最強


 クラウスが厨房に通りがかった時、モニカがにこやかに微笑んできた。


「あっ、先生。いいタイミングだね。嬉しいな」

「……………………………………………………」

「まるで運命だよ。ふふ、なんだかボクも照れちゃうな」


 恋をする乙女が相手と再会できたような笑みだ。

 何も知らぬ者が見たら、それだけで胸をときめかせる者もいるだろう。


「……なんだ?」


 しかし、何も知らぬ者ではないクラウスは眉を顰めた。

 普段のモニカはもっと偉そうに、口角を軽く曲げるようないやらしい笑みを見せる。少なくとも『嬉しいな』などと戯れ言はほざかない。


「ん? そんな嫌そうにどうしたのさ。ボク、傷ついちゃうな」

「嫌な予感しかしないな」

「別に? 料理当番中なんだけど、体調が優れなくてね。代わりに相方の味見をしてほしいだけだよ」


 いつになく親し気に話しかけてくる。

 邪険に払うのは忍びない。


「味見を代わるくらいならば問題ないが……お前の相方は、誰なんだ?」

「俺様ですっ!」

「――用事を思い出した」

「おぉっと! 逃げ出さないよっ!」


 アネットの返事が聞こえた瞬間。クラウスはすぐに逃走を図る。が、一歩早くモニカに肩を掴まれた。絶対に逃がさない、という気迫を感じる。

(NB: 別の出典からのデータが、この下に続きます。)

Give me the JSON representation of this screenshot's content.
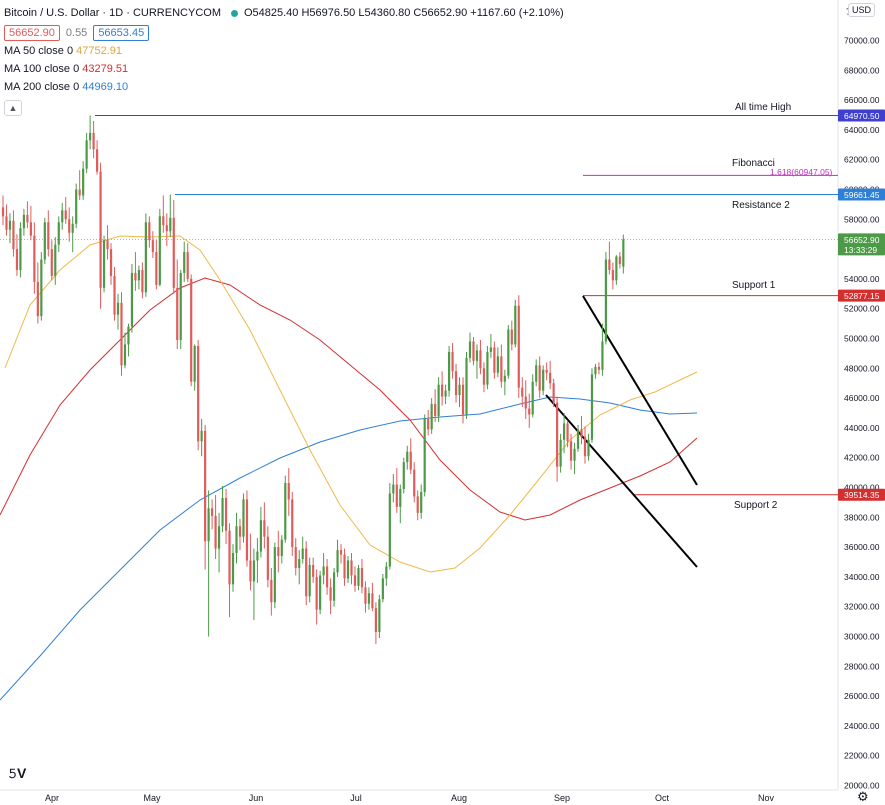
{
  "header": {
    "title": "Bitcoin / U.S. Dollar · 1D · CURRENCYCOM",
    "ohlc": "O54825.40 H56976.50 L54360.80 C56652.90 +1167.60 (+2.10%)",
    "ohlc_change": "+1167.60 (+2.10%)",
    "bid": "56652.90",
    "spread": "0.55",
    "ask": "56653.45",
    "collapse_icon": "chevron-up-icon"
  },
  "indicators": [
    {
      "label": "MA 50 close 0",
      "value": "47752.91",
      "color": "#f0b94a"
    },
    {
      "label": "MA 100 close 0",
      "value": "43279.51",
      "color": "#d32f2f"
    },
    {
      "label": "MA 200 close 0",
      "value": "44969.10",
      "color": "#2f7fd6"
    }
  ],
  "currency_button": "USD",
  "axis_top_label": "7",
  "colors": {
    "up": "#4c9a47",
    "down": "#e25b5b",
    "ath_line": "#3f3fd0",
    "resistance_line": "#2f7fd6",
    "support_line": "#d32f2f",
    "fib_line": "#c030c0",
    "ma50": "#f0b94a",
    "ma100": "#d32f2f",
    "ma200": "#2f7fd6"
  },
  "chart_data": {
    "type": "candlestick",
    "y_ticks": [
      "70000.00",
      "68000.00",
      "66000.00",
      "64000.00",
      "62000.00",
      "60000.00",
      "58000.00",
      "56000.00",
      "54000.00",
      "52000.00",
      "50000.00",
      "48000.00",
      "46000.00",
      "44000.00",
      "42000.00",
      "40000.00",
      "38000.00",
      "36000.00",
      "34000.00",
      "32000.00",
      "30000.00",
      "28000.00",
      "26000.00",
      "24000.00",
      "22000.00",
      "20000.00"
    ],
    "ylim": [
      20000,
      72000
    ],
    "x_labels": [
      "Apr",
      "May",
      "Jun",
      "Jul",
      "Aug",
      "Sep",
      "Oct",
      "Nov"
    ],
    "price_labels": [
      {
        "text": "64970.50",
        "value": 64970.5,
        "color": "#3f3fd0"
      },
      {
        "text": "59661.45",
        "value": 59661.45,
        "color": "#2f7fd6"
      },
      {
        "text": "56652.90",
        "sub": "13:33:29",
        "value": 56652.9,
        "color": "#4c9a47"
      },
      {
        "text": "52877.15",
        "value": 52877.15,
        "color": "#d32f2f"
      },
      {
        "text": "39514.35",
        "value": 39514.35,
        "color": "#d32f2f"
      }
    ],
    "annotations": [
      {
        "text": "All time High",
        "value": 64970.5
      },
      {
        "text": "Fibonacci",
        "value": 60947.05
      },
      {
        "text": "1.618(60947.05)",
        "value": 60947.05
      },
      {
        "text": "Resistance 2",
        "value": 59661.45
      },
      {
        "text": "Support 1",
        "value": 52877.15
      },
      {
        "text": "Support 2",
        "value": 39514.35
      }
    ],
    "ohlc_path": [
      [
        58800,
        59600,
        57600,
        58200
      ],
      [
        58200,
        59000,
        56900,
        57300
      ],
      [
        57300,
        58400,
        56400,
        57900
      ],
      [
        57900,
        58600,
        55500,
        56000
      ],
      [
        56000,
        57000,
        54200,
        54600
      ],
      [
        54600,
        57800,
        54100,
        57400
      ],
      [
        57400,
        58700,
        56900,
        58300
      ],
      [
        58300,
        59200,
        57400,
        57800
      ],
      [
        57800,
        58900,
        56600,
        56900
      ],
      [
        56900,
        57800,
        53000,
        53800
      ],
      [
        53800,
        55100,
        51000,
        51500
      ],
      [
        51500,
        55800,
        51200,
        55300
      ],
      [
        55300,
        58100,
        55000,
        57800
      ],
      [
        57800,
        58600,
        55500,
        56000
      ],
      [
        56000,
        56600,
        53900,
        54200
      ],
      [
        54200,
        56800,
        53600,
        56300
      ],
      [
        56300,
        58200,
        55800,
        57800
      ],
      [
        57800,
        59100,
        57300,
        58600
      ],
      [
        58600,
        59500,
        57700,
        58000
      ],
      [
        58000,
        58800,
        56500,
        57100
      ],
      [
        57100,
        58200,
        55800,
        57700
      ],
      [
        57700,
        60400,
        57400,
        60000
      ],
      [
        60000,
        61300,
        59300,
        59600
      ],
      [
        59600,
        61900,
        59300,
        61400
      ],
      [
        61400,
        63800,
        61100,
        63300
      ],
      [
        63300,
        64970,
        62700,
        63800
      ],
      [
        63800,
        64600,
        62100,
        62700
      ],
      [
        62700,
        63300,
        61000,
        61200
      ],
      [
        61200,
        61800,
        52000,
        53400
      ],
      [
        53400,
        56900,
        53100,
        56600
      ],
      [
        56600,
        57600,
        55300,
        56000
      ],
      [
        56000,
        56400,
        53600,
        54200
      ],
      [
        54200,
        54800,
        51200,
        51600
      ],
      [
        51600,
        53000,
        50600,
        52400
      ],
      [
        52400,
        53100,
        47500,
        48200
      ],
      [
        48200,
        50400,
        48000,
        49600
      ],
      [
        49600,
        51000,
        48800,
        50800
      ],
      [
        50800,
        55000,
        50400,
        54400
      ],
      [
        54400,
        55800,
        53200,
        53900
      ],
      [
        53900,
        54900,
        53300,
        54600
      ],
      [
        54600,
        55100,
        52700,
        53100
      ],
      [
        53100,
        58400,
        52800,
        57800
      ],
      [
        57800,
        58200,
        56100,
        56600
      ],
      [
        56600,
        57200,
        55400,
        55800
      ],
      [
        55800,
        56600,
        53300,
        53600
      ],
      [
        53600,
        58700,
        53500,
        58200
      ],
      [
        58200,
        59600,
        57100,
        57600
      ],
      [
        57600,
        58400,
        56200,
        57200
      ],
      [
        57200,
        59661,
        56800,
        58100
      ],
      [
        58100,
        59300,
        53000,
        53400
      ],
      [
        53400,
        55300,
        49300,
        49900
      ],
      [
        49900,
        54600,
        49300,
        54400
      ],
      [
        54400,
        56500,
        53800,
        55800
      ],
      [
        55800,
        56400,
        53800,
        54000
      ],
      [
        54000,
        54300,
        46800,
        47100
      ],
      [
        47100,
        49600,
        46500,
        49500
      ],
      [
        49500,
        49900,
        42500,
        43100
      ],
      [
        43100,
        44600,
        42100,
        43800
      ],
      [
        43800,
        44200,
        34500,
        36400
      ],
      [
        36400,
        39800,
        30000,
        38600
      ],
      [
        38600,
        39200,
        37200,
        38100
      ],
      [
        38100,
        39500,
        35200,
        35900
      ],
      [
        35900,
        38300,
        34300,
        37400
      ],
      [
        37400,
        40100,
        37000,
        39300
      ],
      [
        39300,
        39900,
        36200,
        37100
      ],
      [
        37100,
        37600,
        31300,
        33500
      ],
      [
        33500,
        36200,
        33000,
        35600
      ],
      [
        35600,
        38300,
        34900,
        37400
      ],
      [
        37400,
        37900,
        35800,
        36700
      ],
      [
        36700,
        39600,
        36300,
        39200
      ],
      [
        39200,
        39800,
        34700,
        35100
      ],
      [
        35100,
        36900,
        33100,
        33700
      ],
      [
        33700,
        35900,
        31100,
        35100
      ],
      [
        35100,
        36600,
        33600,
        35700
      ],
      [
        35700,
        38700,
        35300,
        37800
      ],
      [
        37800,
        39000,
        35900,
        36700
      ],
      [
        36700,
        37400,
        33300,
        33800
      ],
      [
        33800,
        34600,
        31400,
        32300
      ],
      [
        32300,
        36300,
        31900,
        36000
      ],
      [
        36000,
        37100,
        34300,
        35400
      ],
      [
        35400,
        36800,
        34900,
        36500
      ],
      [
        36500,
        40800,
        36300,
        40300
      ],
      [
        40300,
        41300,
        38100,
        39200
      ],
      [
        39200,
        39700,
        35400,
        36000
      ],
      [
        36000,
        36600,
        34100,
        34600
      ],
      [
        34600,
        35800,
        33500,
        35200
      ],
      [
        35200,
        36700,
        34900,
        35900
      ],
      [
        35900,
        36400,
        32100,
        32700
      ],
      [
        32700,
        35300,
        32300,
        34800
      ],
      [
        34800,
        35300,
        33600,
        34000
      ],
      [
        34000,
        34500,
        30800,
        31800
      ],
      [
        31800,
        34400,
        31500,
        34100
      ],
      [
        34100,
        35600,
        33500,
        34700
      ],
      [
        34700,
        35200,
        32800,
        33300
      ],
      [
        33300,
        33900,
        31500,
        32400
      ],
      [
        32400,
        34600,
        32000,
        34300
      ],
      [
        34300,
        36500,
        34000,
        35800
      ],
      [
        35800,
        36200,
        34900,
        35500
      ],
      [
        35500,
        35900,
        33400,
        33900
      ],
      [
        33900,
        35400,
        33600,
        35100
      ],
      [
        35100,
        35600,
        33500,
        34100
      ],
      [
        34100,
        34700,
        33000,
        33400
      ],
      [
        33400,
        34800,
        33100,
        34600
      ],
      [
        34600,
        35200,
        32900,
        33300
      ],
      [
        33300,
        33700,
        31600,
        32200
      ],
      [
        32200,
        33300,
        31800,
        32900
      ],
      [
        32900,
        33600,
        31700,
        31900
      ],
      [
        31900,
        32300,
        29500,
        30300
      ],
      [
        30300,
        32800,
        29900,
        32500
      ],
      [
        32500,
        34200,
        32300,
        33900
      ],
      [
        33900,
        35000,
        33400,
        34700
      ],
      [
        34700,
        40300,
        34500,
        39600
      ],
      [
        39600,
        40900,
        39000,
        40200
      ],
      [
        40200,
        41300,
        38300,
        38700
      ],
      [
        38700,
        40200,
        37600,
        39900
      ],
      [
        39900,
        42000,
        39600,
        41700
      ],
      [
        41700,
        42800,
        41200,
        42400
      ],
      [
        42400,
        43300,
        40900,
        41200
      ],
      [
        41200,
        41700,
        39000,
        39400
      ],
      [
        39400,
        39800,
        37800,
        38300
      ],
      [
        38300,
        40200,
        37900,
        39700
      ],
      [
        39700,
        44900,
        39400,
        44600
      ],
      [
        44600,
        45200,
        43500,
        43900
      ],
      [
        43900,
        46000,
        43600,
        45600
      ],
      [
        45600,
        46600,
        44400,
        44800
      ],
      [
        44800,
        47400,
        44400,
        46900
      ],
      [
        46900,
        47800,
        45500,
        46100
      ],
      [
        46100,
        46900,
        45600,
        46500
      ],
      [
        46500,
        49500,
        46100,
        49100
      ],
      [
        49100,
        49700,
        47300,
        47800
      ],
      [
        47800,
        48300,
        45700,
        46200
      ],
      [
        46200,
        47400,
        45400,
        46900
      ],
      [
        46900,
        47400,
        44300,
        44900
      ],
      [
        44900,
        49100,
        44600,
        48700
      ],
      [
        48700,
        50400,
        48400,
        49800
      ],
      [
        49800,
        50100,
        48200,
        48500
      ],
      [
        48500,
        49600,
        47300,
        49200
      ],
      [
        49200,
        49900,
        47600,
        48000
      ],
      [
        48000,
        48400,
        46400,
        46900
      ],
      [
        46900,
        49500,
        46600,
        49100
      ],
      [
        49100,
        50300,
        48700,
        49400
      ],
      [
        49400,
        49800,
        47300,
        47700
      ],
      [
        47700,
        49400,
        47400,
        48800
      ],
      [
        48800,
        49600,
        46700,
        47100
      ],
      [
        47100,
        47900,
        46200,
        47500
      ],
      [
        47500,
        50900,
        47300,
        50600
      ],
      [
        50600,
        51200,
        49200,
        49600
      ],
      [
        49600,
        52600,
        49400,
        52200
      ],
      [
        52200,
        52900,
        46000,
        46700
      ],
      [
        46700,
        47400,
        45400,
        46100
      ],
      [
        46100,
        47200,
        44600,
        45300
      ],
      [
        45300,
        46300,
        44000,
        44900
      ],
      [
        44900,
        47600,
        44700,
        47100
      ],
      [
        47100,
        48600,
        46800,
        48200
      ],
      [
        48200,
        48800,
        46000,
        46500
      ],
      [
        46500,
        48200,
        46200,
        47900
      ],
      [
        47900,
        48400,
        47200,
        47700
      ],
      [
        47700,
        48500,
        46600,
        47000
      ],
      [
        47000,
        47300,
        45400,
        45700
      ],
      [
        45700,
        46100,
        40400,
        41400
      ],
      [
        41400,
        43600,
        41000,
        43200
      ],
      [
        43200,
        45000,
        42300,
        44300
      ],
      [
        44300,
        44500,
        42700,
        43100
      ],
      [
        43100,
        43600,
        41200,
        41800
      ],
      [
        41800,
        43000,
        40900,
        42600
      ],
      [
        42600,
        44200,
        42400,
        43900
      ],
      [
        43900,
        44800,
        42900,
        43400
      ],
      [
        43400,
        44100,
        41600,
        42100
      ],
      [
        42100,
        43600,
        41800,
        43200
      ],
      [
        43200,
        48000,
        43000,
        47600
      ],
      [
        47600,
        48300,
        47300,
        48100
      ],
      [
        48100,
        48400,
        47600,
        47900
      ],
      [
        47900,
        51000,
        47500,
        49800
      ],
      [
        49800,
        55800,
        49600,
        55300
      ],
      [
        55300,
        56500,
        54300,
        54600
      ],
      [
        54600,
        55100,
        53300,
        53900
      ],
      [
        53900,
        55600,
        53600,
        55500
      ],
      [
        55500,
        55800,
        54700,
        55000
      ],
      [
        54825.4,
        56976.5,
        54360.8,
        56652.9
      ]
    ]
  }
}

「あのクソガキ、ボクが目を離した隙に料理を魔改造しやがってさぁ。手に負えないんだよ。先生、なんとかしてよ!」


 普段通りの口調に戻って、クラウスの肩に力を込めてくる。

 しかし、クラウスだって命は惜しい。アネットが好き勝手に具材を入れたとしたら、人の食える物である可能性の方が低い。


「お前は日頃、僕を『クラウスさん』と呼ぶだろう? こんな時だけ、先生と呼ぶな」

「そう? たまには先生らしいところを見せてほしくてね」


 だが、モニカも一向に引く様子はない。これ以上のアネットの面倒を見切れないようだ。

 どちらも引けない。ならば、残された手段は一つだった。

 クラウスはモニカを正面から見据えた。


「……モニカ。現状、メンバーでもっとも秀でた少女はお前だろう?」

「ん、当然」

「そして、メンバーでもっとも秀でた男は僕だ」

「男は一人しかいないからね」

「どうだ? 『灯』の最強決定戦といこうじゃないか?」


 両者が譲れないなら、仕方あるまい――決闘だ。

 日頃の訓練では、モニカは本気を出していないように感じられる。ここぞという時に全力を発揮し、クラウスを打破するためだろう。

 お互いの全力をぶつけ合う、いい機会だった。


「――上等」


 モニカが好戦的な笑みをみせる。

 先ほどの爽やかな笑顔とは一転した、強かなスパイの笑み。やはり後者の方が、彼女にはよく似合っている。

『燎火』のクラウス、そして、『氷刃』のモニカ。

 凡人を遥かに凌駕する才能を有する二人が、ぶつかり合おうとしていた。

 二人が動き始めようとした時――。


「俺様、二人に食べてほしいですっ!」


 アネットの幸せそうな声が、勝負をぶっ壊した。


「味見は多い方がいいですからねっ」

「「………………………………」」


 正論を告げられ、二人は両手で顔を覆った。

 絶望しかない。

 二人の前に、得体の知れない料理――というより、どす黒いスープに浸かる肉片としか表現できない何か――が突きつけられた。

 アネットに悪意はない。あるのは、料理を食べた時、どんな表情をしてくれるのだろうという純粋な好奇心だ。

 二人に逃げ場はなかった。


「「………………………………」」


 覚悟を決めて、二人は同時にスプーンを握り、その肉片を口に運ぶ。


「「――――」」


 後のことは二人の記憶にない。

 ゆえに、二人の最強が、灰桃髪の悪魔に屈した事実は『灯』の誰にも認知されず、歴史に刻まれることはなかった。



※本作は『スパイ教室03《忘我》のアネット』ゲーマーズ特典SSを修正したものです。